Avez-vous des exemples où le Sénat ou ses comités ont failli à la tâche, parce qu’ils n’ont pas tenu compte d’un certain aspect d’un projet de loi? Nous savons que les projets de loi sont adoptés très rapidement par la Chambre. Il arrive très souvent que les comités de la Chambre ne les regardent que sommairement ou superficiellement, puis nous nous attelons à la tâche. Le Sénat est reconnu pour la rigueur de ses comités.

Êtes-vous au courant de cas où quelque chose nous a échappé, parce que nous n’avions pas une liste de contrôle?

[Français]

La sénatrice Bellemare : Je dirais que oui, d’une certaine manière, pour les sénateurs qui n’ont pas participé au débat en comité. Dans leur cas, il peut arriver qu’ils soient complètement obnubilés par un débat en Chambre et qu’ils n’aient pas de repères. Je peux vous en donner plusieurs exemples. Vous le savez, sénateur Wells, il y a eu le projet de loi C-377, un projet de loi d’intérêt privé dont un comité a été saisi et qui a suscité beaucoup de questionnements. La première fois qu’il a été présenté à un comité, le Comité sénatorial permanent des banques et du commerce a présenté des observations à son sujet, mais elles n’étaient pas exhaustives. La deuxième fois, il a été étudié par le Comité permanent des affaires juridiques et constitutionnelles, qui a proposé très peu d’observations.

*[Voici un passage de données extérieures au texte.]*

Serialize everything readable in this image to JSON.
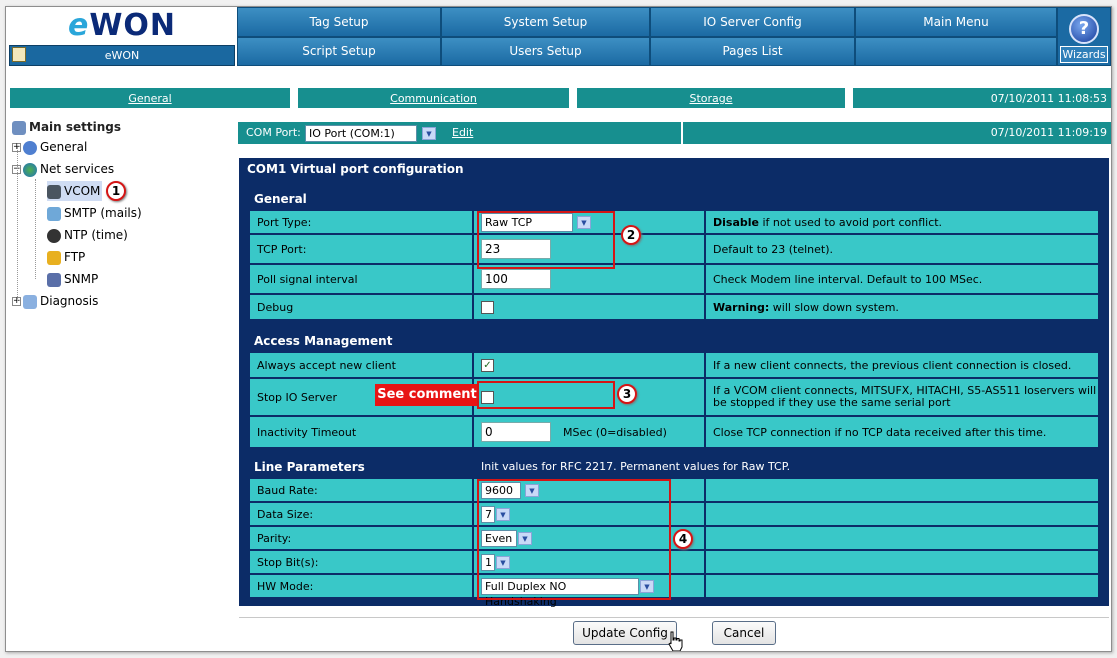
{
  "logo": {
    "text_a": "e",
    "text_b": "WON"
  },
  "home": {
    "label": "eWON"
  },
  "menu": {
    "row1": [
      "Tag Setup",
      "System Setup",
      "IO Server Config",
      "Main Menu"
    ],
    "row2": [
      "Script Setup",
      "Users Setup",
      "Pages List",
      ""
    ],
    "wizards": "Wizards",
    "help_glyph": "?"
  },
  "subnav": {
    "general": "General",
    "communication": "Communication",
    "storage": "Storage",
    "datetime": "07/10/2011 11:08:53"
  },
  "tree": {
    "root": "Main settings",
    "general": "General",
    "net_services": "Net services",
    "children": [
      "VCOM",
      "SMTP (mails)",
      "NTP (time)",
      "FTP",
      "SNMP"
    ],
    "diagnosis": "Diagnosis",
    "vcom_callout": "1"
  },
  "combar": {
    "label": "COM Port:",
    "value": "IO Port (COM:1)",
    "edit": "Edit",
    "datetime": "07/10/2011 11:09:19"
  },
  "panel": {
    "title": "COM1 Virtual port configuration",
    "general": {
      "heading": "General",
      "port_type_label": "Port Type:",
      "port_type_value": "Raw TCP",
      "port_type_hint_bold": "Disable",
      "port_type_hint": " if not used to avoid port conflict.",
      "tcp_port_label": "TCP Port:",
      "tcp_port_value": "23",
      "tcp_port_hint": "Default to 23 (telnet).",
      "poll_label": "Poll signal interval",
      "poll_value": "100",
      "poll_hint": "Check Modem line interval. Default to 100 MSec.",
      "debug_label": "Debug",
      "debug_hint_bold": "Warning:",
      "debug_hint": " will slow down system.",
      "callout": "2"
    },
    "access": {
      "heading": "Access Management",
      "always_label": "Always accept new client",
      "always_check": "✓",
      "always_hint": "If a new client connects, the previous client connection is closed.",
      "stop_label": "Stop IO Server",
      "see_comment": "See comment",
      "stop_hint": "If a VCOM client connects, MITSUFX, HITACHI, S5-AS511 Ioservers will be stopped if they use the same serial port",
      "timeout_label": "Inactivity Timeout",
      "timeout_value": "0",
      "timeout_unit": "MSec (0=disabled)",
      "timeout_hint": "Close TCP connection if no TCP data received after this time.",
      "callout": "3"
    },
    "line": {
      "heading": "Line Parameters",
      "note": "Init values for RFC 2217. Permanent values for Raw TCP.",
      "baud_label": "Baud Rate:",
      "baud_value": "9600",
      "data_label": "Data Size:",
      "data_value": "7",
      "parity_label": "Parity:",
      "parity_value": "Even",
      "stop_label": "Stop Bit(s):",
      "stop_value": "1",
      "hw_label": "HW Mode:",
      "hw_value": "Full Duplex NO Handshaking",
      "callout": "4"
    }
  },
  "buttons": {
    "update": "Update Config",
    "cancel": "Cancel"
  },
  "colors": {
    "teal": "#39c8c8",
    "navy": "#0c2c67",
    "menu_blue": "#1b6aa3",
    "callout_red": "#d51515"
  }
}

La même chose s’est produite pour le projet de loi C-525 concernant le vote secret. C’était un projet de loi d’initiative parlementaire présenté par des députés, qui proposait de changer le système du Code du travail actuel pour le remplacer par un vote secret obligatoire. Il y a eu beaucoup de débats, et j’avais proposé des amendements à ce comité. J’avais présenté des amendements de deux ordres; un premier traitait des limites sur le vote. Il y avait eu des débats sur l’efficacité et les conséquences inattendues de ce projet de loi en fonction des délais du vote. Les autres modifications portaient sur les erreurs. Les gens sont arrivés avec un petit rapport auquel on avait ajouté des observations sur les erreurs et les débats que cela avait suscités, ce qui signifie que les sénateurs en Chambre ne disposaient pas d’un résumé des tenants et aboutissants du projet de loi.

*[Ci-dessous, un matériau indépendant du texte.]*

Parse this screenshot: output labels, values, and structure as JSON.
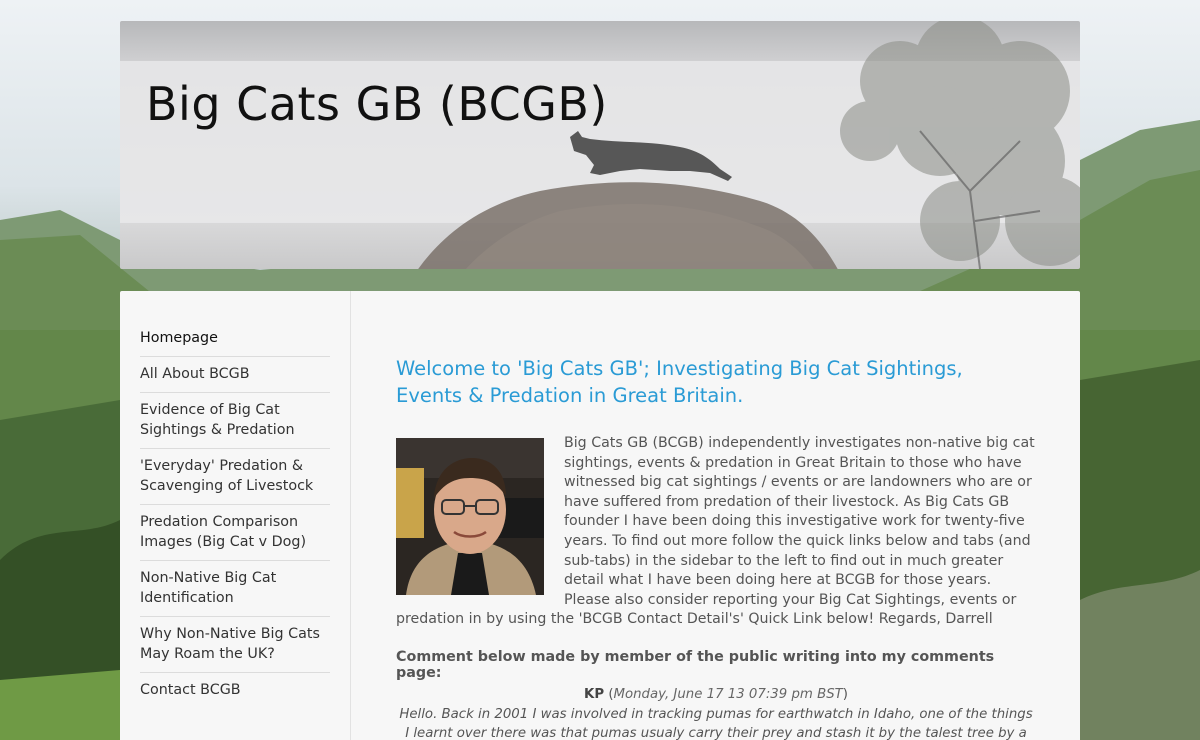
{
  "site": {
    "title": "Big Cats GB (BCGB)"
  },
  "sidebar": {
    "items": [
      {
        "label": "Homepage"
      },
      {
        "label": "All About BCGB"
      },
      {
        "label": "Evidence of Big Cat Sightings & Predation"
      },
      {
        "label": "'Everyday' Predation & Scavenging of Livestock"
      },
      {
        "label": "Predation Comparison Images (Big Cat v Dog)"
      },
      {
        "label": "Non-Native Big Cat Identification"
      },
      {
        "label": "Why Non-Native Big Cats May Roam the UK?"
      },
      {
        "label": "Contact BCGB"
      }
    ]
  },
  "main": {
    "heading": "Welcome to 'Big Cats GB'; Investigating Big Cat Sightings, Events & Predation in Great Britain.",
    "intro": "Big Cats GB (BCGB) independently investigates non-native big cat sightings, events & predation in Great Britain to those who have witnessed big cat sightings / events or are landowners who are or have suffered from predation of their livestock.  As Big Cats GB founder I have been doing this investigative work for twenty-five years. To find out more follow the quick links below and tabs (and sub-tabs) in the sidebar to the left to find out in much greater detail what I have been doing here at BCGB for those years. Please also consider reporting your Big Cat Sightings, events or predation in by using the 'BCGB Contact Detail's' Quick Link below! Regards, Darrell",
    "comment_heading": "Comment below made by member of the public writing into my comments page:",
    "comment_author": "KP",
    "comment_date": "Monday, June 17 13 07:39 pm BST",
    "comment_body": "Hello. Back in 2001 I was involved in tracking pumas for earthwatch in Idaho, one of the things I learnt over there was that pumas usualy carry their prey and stash it by the talest tree by a"
  },
  "colors": {
    "heading": "#2a9bd5",
    "body_text": "#555555",
    "panel": "#f7f7f7"
  }
}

L’efficacité d’une telle liste permettrait de dissiper des choses sur toutes sortes d’éléments. Je trouve que la grille est neutre et qu’elle est liée à notre mandat constitutionnel. On pourrait l’appliquer à toutes les lois, parce qu’on aurait un rapport pour se positionner et examiner des éléments plus en profondeur. Sinon, les projets de loi nous arrivent et nous nous en remettons à notre caucus. Pour les sénateurs indépendants, il n’y a pas de groupe de cette nature affilié à un parti politique.

[Traduction]

Le sénateur Wells : Bien entendu. Je me souviens très bien des projets de loi C-377 et C-525. Toutefois, vous étiez très active dans ces dossiers. Vous n’aviez pas besoin de liste de contrôle. Vous étiez probablement plus active que tout autre sénateur dans le dossier du projet de loi C-377.

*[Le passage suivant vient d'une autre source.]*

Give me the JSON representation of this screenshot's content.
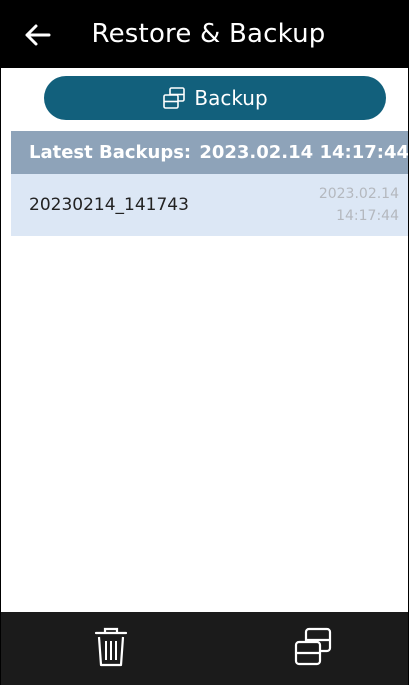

La sénatrice Bellemare : J’ai une liste de contrôle.

Le sénateur Wells : Je sais. C’est ce que je dis. Vous étiez tellement active dans le dossier que vous n’aviez probablement pas besoin de liste de contrôle. Vous aviez votre propre liste de contrôle. Comme je l’ai mentionné dans ma première question, j’avais ma propre liste de contrôle. Cependant, je m’en souviens bien.

Selon vous, la situation aurait-elle été différente si le Sénat avait eu une liste de contrôle? Par ailleurs, cette liste serait-elle utilisée à l’étape de l’étude en comité, au Sénat ou à l’étape de l’une des lectures? Le Sénat serait-il contraint de faire autre chose que de confirmer avoir vérifié la langue, les enjeux autochtones et les droits des provinces et des territoires? Le Sénat serait-il contraint de faire autre chose que de souligner qu’il a tenu compte de ces éléments?

[Français]

La sénatrice Bellemare : Si je comprends bien votre question, quand on a une liste de points législatifs, ça nous permet de débattre en fonction de ces points.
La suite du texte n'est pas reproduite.